Parameter	Default	Notes
`max_tokens`	Required	Set conservatively; you pay for output tokens
`temperature`	1.0	Lower (0.2–0.4) for structured outputs; higher for creative tasks
`top_p`	—	Alternative to temperature; don’t set both
`stop_sequences`	—	Useful for structured extraction

Streaming is worth enabling for any user-facing application where latency matters:

with client.messages.stream(
    model="claude-sonnet-4-5",
    max_tokens=1024,
    messages=[{"role": "user", "content": prompt}]
) as stream:
    for text in stream.text_stream:
        print(text, end="", flush=True)

Model Selection: Haiku, Sonnet, Opus

Anthropic’s model lineup in 2026 follows a tiered structure, and the right choice depends on your task type and volume.

Claude Haiku is the speed and cost tier. It’s suitable for classification, extraction, routing, and any task where latency matters more than nuanced reasoning. At roughly 25x cheaper than Opus, it’s the right default for high-volume pipelines where heavier models would blow your budget.

Claude Sonnet is the production workhorse. It hits the performance-cost sweet spot for most real tasks: customer support, document analysis, code generation, RAG pipelines. This is where most teams land after initial experimentation.

Claude Opus is the reasoning tier. Deploy it for tasks that genuinely require extended reasoning — complex code review, multi-step analysis, cases where Sonnet makes mistakes you can’t accept. The cost difference is real, so benchmark against your actual task before defaulting to it.

A useful rule of thumb: start with Sonnet, test the failure cases, and upgrade to Opus only for the subset of tasks where quality gaps are measurable.

Prompt Caching for Cost Control

If your system prompt is long — detailed instructions, reference documents, tool schemas — prompt caching can cut costs significantly. Mark your static content with cache_control:

messages=[{
    "role": "user",
    "content": [
        {
            "type": "text",
            "text": large_reference_document,
            "cache_control": {"type": "ephemeral"}
        },
        {"type": "text", "text": user_question}
    ]
}]

Cached tokens cost 10% of normal input token price on cache hits.
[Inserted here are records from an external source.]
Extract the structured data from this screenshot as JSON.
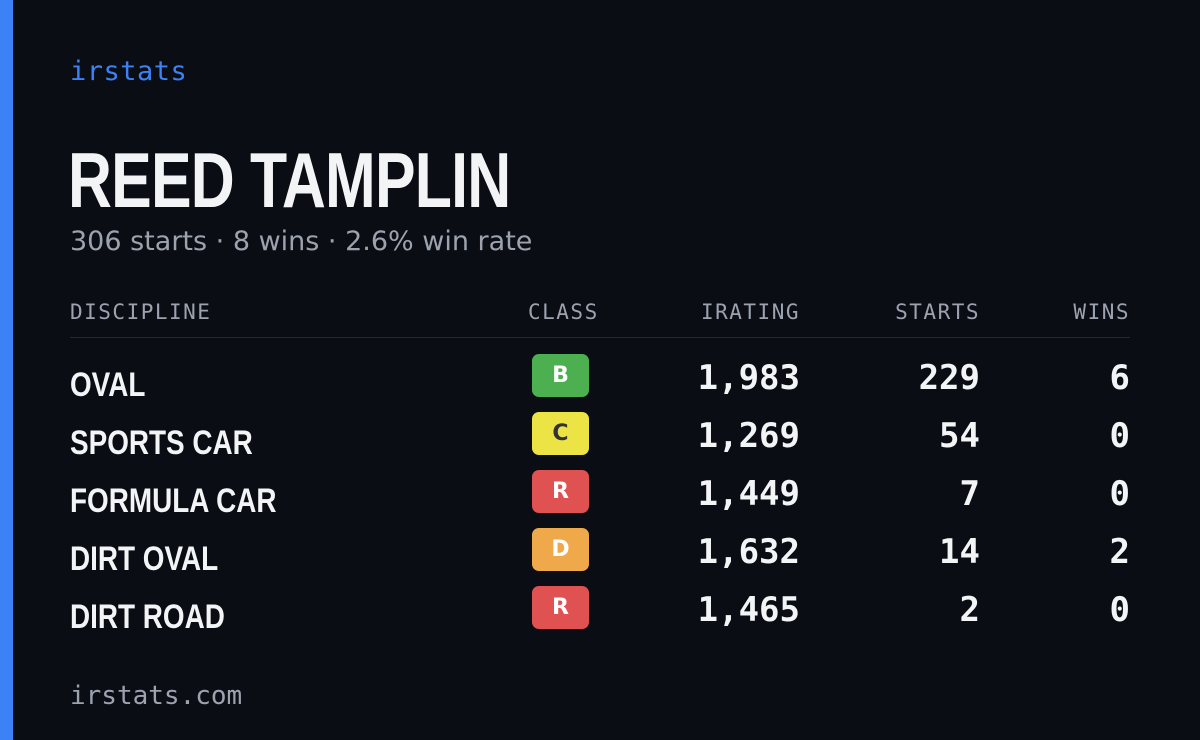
{
  "brand": "irstats",
  "player": {
    "name": "REED TAMPLIN",
    "summary": "306 starts · 8 wins · 2.6% win rate"
  },
  "table": {
    "headers": {
      "discipline": "DISCIPLINE",
      "class": "CLASS",
      "irating": "IRATING",
      "starts": "STARTS",
      "wins": "WINS"
    },
    "rows": [
      {
        "discipline": "OVAL",
        "class": "B",
        "class_bg": "#4caf50",
        "class_fg": "#ffffff",
        "irating": "1,983",
        "starts": "229",
        "wins": "6"
      },
      {
        "discipline": "SPORTS CAR",
        "class": "C",
        "class_bg": "#ece445",
        "class_fg": "#333333",
        "irating": "1,269",
        "starts": "54",
        "wins": "0"
      },
      {
        "discipline": "FORMULA CAR",
        "class": "R",
        "class_bg": "#e05252",
        "class_fg": "#ffffff",
        "irating": "1,449",
        "starts": "7",
        "wins": "0"
      },
      {
        "discipline": "DIRT OVAL",
        "class": "D",
        "class_bg": "#f0a94a",
        "class_fg": "#ffffff",
        "irating": "1,632",
        "starts": "14",
        "wins": "2"
      },
      {
        "discipline": "DIRT ROAD",
        "class": "R",
        "class_bg": "#e05252",
        "class_fg": "#ffffff",
        "irating": "1,465",
        "starts": "2",
        "wins": "0"
      }
    ]
  },
  "footer": {
    "url": "irstats.com"
  },
  "colors": {
    "background": "#0a0d14",
    "accent": "#3b82f6",
    "text_primary": "#f3f4f6",
    "text_muted": "#9ca3af"
  }
}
For applications with a fixed large context — codebase analysis, document Q&A — this can reduce input costs by 70–80% on repeated calls. If you’re running anything at scale, this is worth implementing from day one.
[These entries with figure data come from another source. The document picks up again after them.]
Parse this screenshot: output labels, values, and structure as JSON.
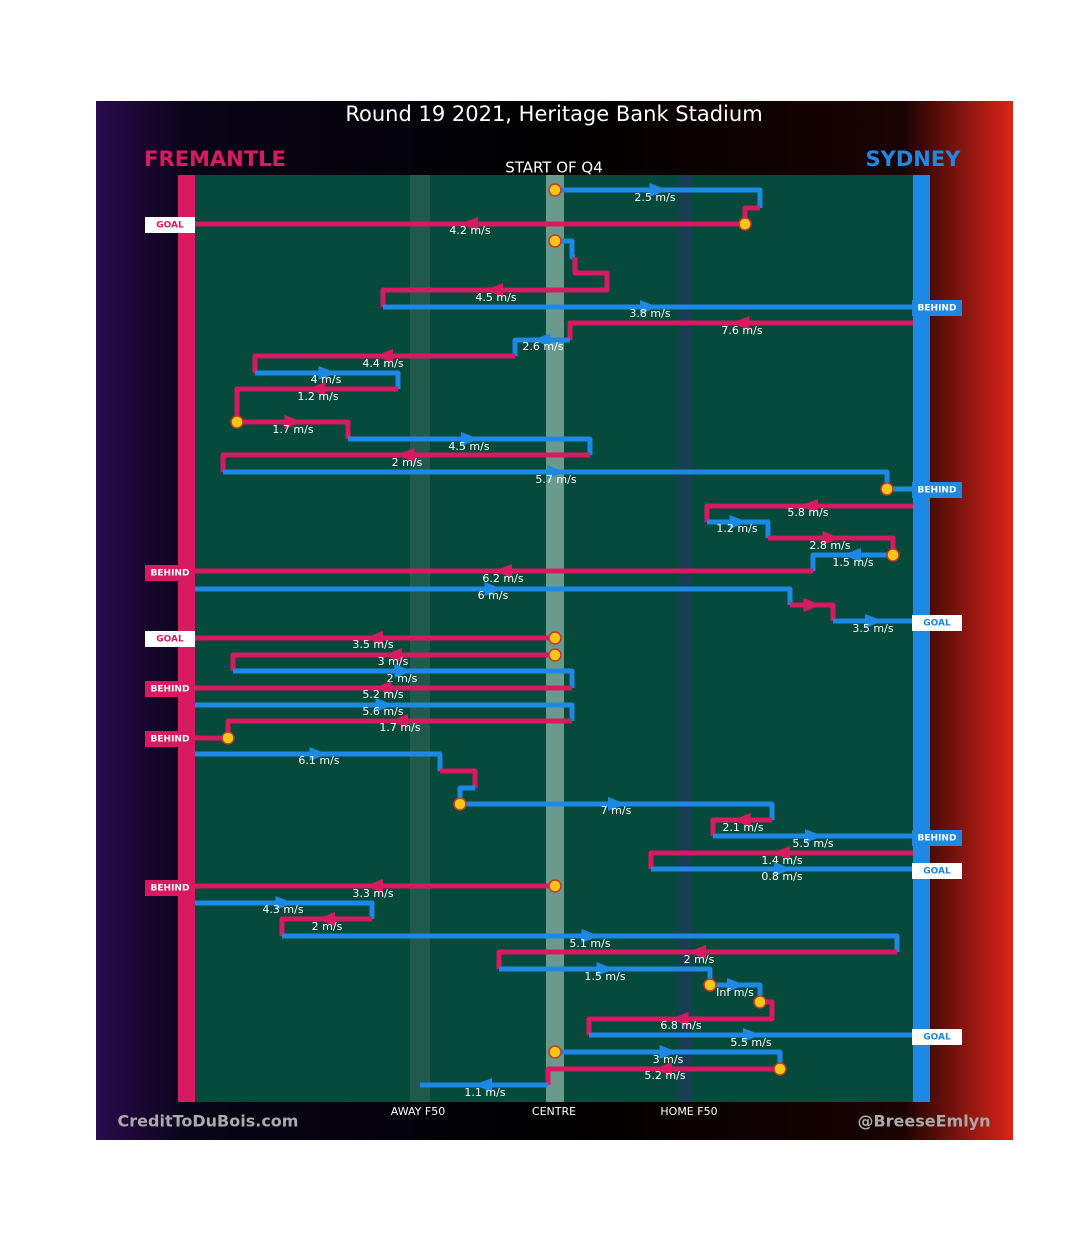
{
  "header": {
    "title": "Round 19 2021, Heritage Bank Stadium",
    "subtitle": "START OF Q4"
  },
  "teams": {
    "left": "FREMANTLE",
    "right": "SYDNEY"
  },
  "field_labels": [
    "AWAY F50",
    "CENTRE",
    "HOME F50"
  ],
  "footer": {
    "left": "CreditToDuBois.com",
    "right": "@BreeseEmlyn"
  },
  "moves": [
    "2.5 m/s",
    "4.2 m/s",
    "4.5 m/s",
    "3.8 m/s",
    "7.6 m/s",
    "2.6 m/s",
    "4.4 m/s",
    "4 m/s",
    "1.2 m/s",
    "1.7 m/s",
    "4.5 m/s",
    "2 m/s",
    "5.7 m/s",
    "5.8 m/s",
    "1.2 m/s",
    "2.8 m/s",
    "1.5 m/s",
    "6.2 m/s",
    "6 m/s",
    "3.5 m/s",
    "3.5 m/s",
    "3 m/s",
    "2 m/s",
    "5.2 m/s",
    "5.6 m/s",
    "1.7 m/s",
    "6.1 m/s",
    "7 m/s",
    "2.1 m/s",
    "5.5 m/s",
    "1.4 m/s",
    "0.8 m/s",
    "3.3 m/s",
    "4.3 m/s",
    "2 m/s",
    "5.1 m/s",
    "2 m/s",
    "1.5 m/s",
    "Inf m/s",
    "6.8 m/s",
    "5.5 m/s",
    "3 m/s",
    "5.2 m/s",
    "1.1 m/s"
  ],
  "outcomes": [
    {
      "text": "GOAL",
      "side": "left"
    },
    {
      "text": "BEHIND",
      "side": "right"
    },
    {
      "text": "BEHIND",
      "side": "right"
    },
    {
      "text": "BEHIND",
      "side": "left"
    },
    {
      "text": "GOAL",
      "side": "right"
    },
    {
      "text": "GOAL",
      "side": "left"
    },
    {
      "text": "BEHIND",
      "side": "left"
    },
    {
      "text": "BEHIND",
      "side": "left"
    },
    {
      "text": "BEHIND",
      "side": "right"
    },
    {
      "text": "GOAL",
      "side": "right"
    },
    {
      "text": "BEHIND",
      "side": "left"
    },
    {
      "text": "GOAL",
      "side": "right"
    }
  ]
}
Rate Limits and Production Readiness

The Claude API uses token-per-minute (TPM) and requests-per-minute (RPM) limits that vary by tier. Check your tier at console.anthropic.com. For production, implement exponential backoff on 429 responses (the SDK has a built-in retry handler you can configure), request queuing if you’re running parallel workloads near your TPM ceiling, and structured output validation — Claude is reliable at following JSON schemas, but validate before you trust.
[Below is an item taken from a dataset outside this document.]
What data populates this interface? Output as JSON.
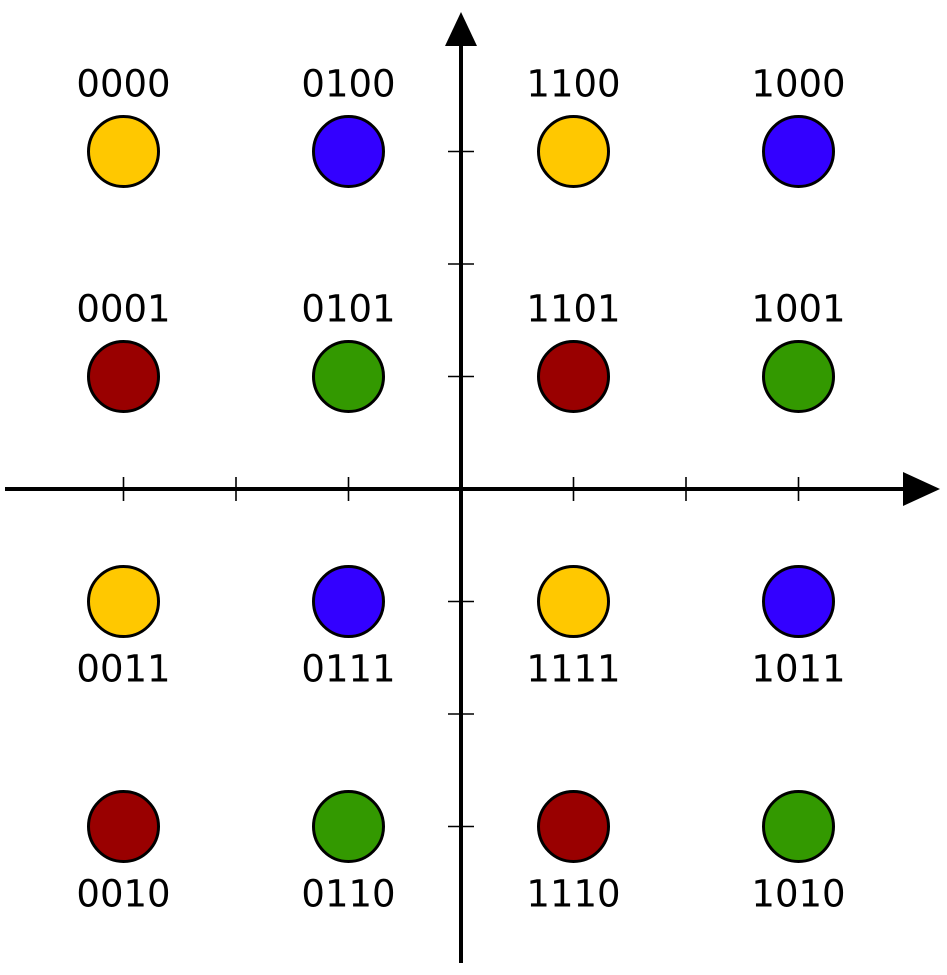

The API has strong uptime reliability, but build defensive retry logic anyway. Transient errors at 3 AM are the ones that cause incidents.

Bottom Line

The Claude API is one of the cleaner LLM integrations to work with — the SDK is well-maintained, the documentation is thorough, and Claude’s instruction-following is reliable enough that system prompts alone can replace a lot of prompt engineering gymnastics. Start with Sonnet, use Haiku for volume, and treat prompt caching as a first-class cost optimisation from day one.